During the phone call between Kremlin chief Putin and Chancellor Scholz, there were apparently no signs of hope. The decision to end the war must come from Moscow. But this is not recognizable. At the same time he commented on the requirements for a trip to Kyiv.
Even after the phone call with Russian President Vladimir Putin, Chancellor Olaf Scholz remains very concerned about the escalation of the war in Ukraine. "We have to worry that the war will escalate, but that shouldn't paralyze us," he said on the "RTL Direkt" program, adding: "We have to be able to make sensible, very conscious and to make very brave decisions." Putin must not win the war, that is the goal. But the goals would go no further: that would be quite wrong given that it is a nuclear power.
The Chancellor was also concerned about the duration of the war. That was the question he also asked: "What's the point of all this?" If things continue like this, in the end only more people will be dead and more villages, towns and cities will be destroyed. That is why the war must end quickly. But that would require a decision from Russia "to agree to reaching an agreement with Ukraine." Scholz demanded "that the guns be silent and that Russia withdraw its troops". This is the only way to find a solution. So far, however, such a development has unfortunately not been discernible.
With a view to a visit to Kyiv, the SPD politician said that he didn't just want to travel to do a photo shoot there. He has already spent many hours on the phone with the Ukrainian President. During a site visit, however, "it must be important that something is specifically promoted and must not just be a photo opportunity". He "does not want to join a group of people who do something for a short time with a photo session. But when they do, it's always about very specific things."

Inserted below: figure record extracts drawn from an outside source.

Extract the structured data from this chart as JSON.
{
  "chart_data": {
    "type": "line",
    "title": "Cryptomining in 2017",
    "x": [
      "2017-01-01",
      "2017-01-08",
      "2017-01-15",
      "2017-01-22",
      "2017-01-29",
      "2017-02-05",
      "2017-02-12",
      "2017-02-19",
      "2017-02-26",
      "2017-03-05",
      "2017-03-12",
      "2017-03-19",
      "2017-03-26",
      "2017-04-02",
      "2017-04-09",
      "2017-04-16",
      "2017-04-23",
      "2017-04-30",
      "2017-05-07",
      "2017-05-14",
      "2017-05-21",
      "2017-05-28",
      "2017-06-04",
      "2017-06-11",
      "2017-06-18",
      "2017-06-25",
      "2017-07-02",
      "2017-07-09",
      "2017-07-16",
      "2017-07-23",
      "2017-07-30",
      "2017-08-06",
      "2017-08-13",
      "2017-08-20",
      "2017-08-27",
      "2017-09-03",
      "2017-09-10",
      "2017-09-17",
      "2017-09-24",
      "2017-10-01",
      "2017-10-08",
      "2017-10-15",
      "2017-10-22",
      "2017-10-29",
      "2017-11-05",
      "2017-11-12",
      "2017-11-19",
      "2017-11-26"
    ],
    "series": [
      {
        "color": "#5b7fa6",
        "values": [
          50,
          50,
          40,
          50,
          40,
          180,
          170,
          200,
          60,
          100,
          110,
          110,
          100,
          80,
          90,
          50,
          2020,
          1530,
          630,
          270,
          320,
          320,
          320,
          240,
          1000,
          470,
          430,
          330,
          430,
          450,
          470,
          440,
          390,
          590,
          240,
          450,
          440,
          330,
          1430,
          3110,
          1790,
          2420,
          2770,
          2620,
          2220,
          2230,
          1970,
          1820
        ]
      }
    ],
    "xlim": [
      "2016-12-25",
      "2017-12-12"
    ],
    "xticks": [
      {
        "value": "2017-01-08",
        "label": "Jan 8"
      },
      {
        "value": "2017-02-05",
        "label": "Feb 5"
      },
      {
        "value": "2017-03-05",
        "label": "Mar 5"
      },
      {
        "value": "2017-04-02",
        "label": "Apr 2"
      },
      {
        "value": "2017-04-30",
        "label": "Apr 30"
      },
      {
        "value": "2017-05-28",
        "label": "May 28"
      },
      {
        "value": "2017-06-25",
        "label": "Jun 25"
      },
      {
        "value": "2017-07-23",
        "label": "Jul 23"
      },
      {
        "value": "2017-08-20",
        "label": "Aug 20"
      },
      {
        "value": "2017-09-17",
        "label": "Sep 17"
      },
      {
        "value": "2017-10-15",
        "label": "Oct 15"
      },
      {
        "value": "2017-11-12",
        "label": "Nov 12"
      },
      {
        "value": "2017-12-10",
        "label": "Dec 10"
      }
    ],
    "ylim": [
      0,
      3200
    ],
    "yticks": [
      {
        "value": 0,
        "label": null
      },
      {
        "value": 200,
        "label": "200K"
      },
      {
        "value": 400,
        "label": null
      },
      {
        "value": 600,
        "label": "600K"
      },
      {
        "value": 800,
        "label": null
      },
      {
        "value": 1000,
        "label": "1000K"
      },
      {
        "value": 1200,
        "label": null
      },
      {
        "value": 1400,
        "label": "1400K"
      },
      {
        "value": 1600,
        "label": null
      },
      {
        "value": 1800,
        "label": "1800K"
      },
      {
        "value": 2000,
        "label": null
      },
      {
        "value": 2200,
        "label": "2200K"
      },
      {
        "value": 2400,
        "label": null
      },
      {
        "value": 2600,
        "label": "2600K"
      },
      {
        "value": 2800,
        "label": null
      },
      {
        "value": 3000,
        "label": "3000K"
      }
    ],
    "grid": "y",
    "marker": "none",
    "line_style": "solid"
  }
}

In view of the supply of raw materials from Russia, he said yes when asked whether it was naïve to become dependent on Russian gas. "Yes, we should have always put ourselves in a position to use other suppliers at any time, building the pipelines, the ports, where you can then get the gas from somewhere else," he said. Gas has always been supplied from Russia on a large scale and it worked very well for many decades, even "when the Iron Curtain was still there". Therefore, many would have weighed themselves pretty safe.
But it would have been good if an infrastructure had been built alongside it that would have made it possible to switch to LPG imports. This decision, for which he has personally campaigned for many years, has now been made. This would give Germany the opportunity to switch quickly, "and we should always have been able to do that".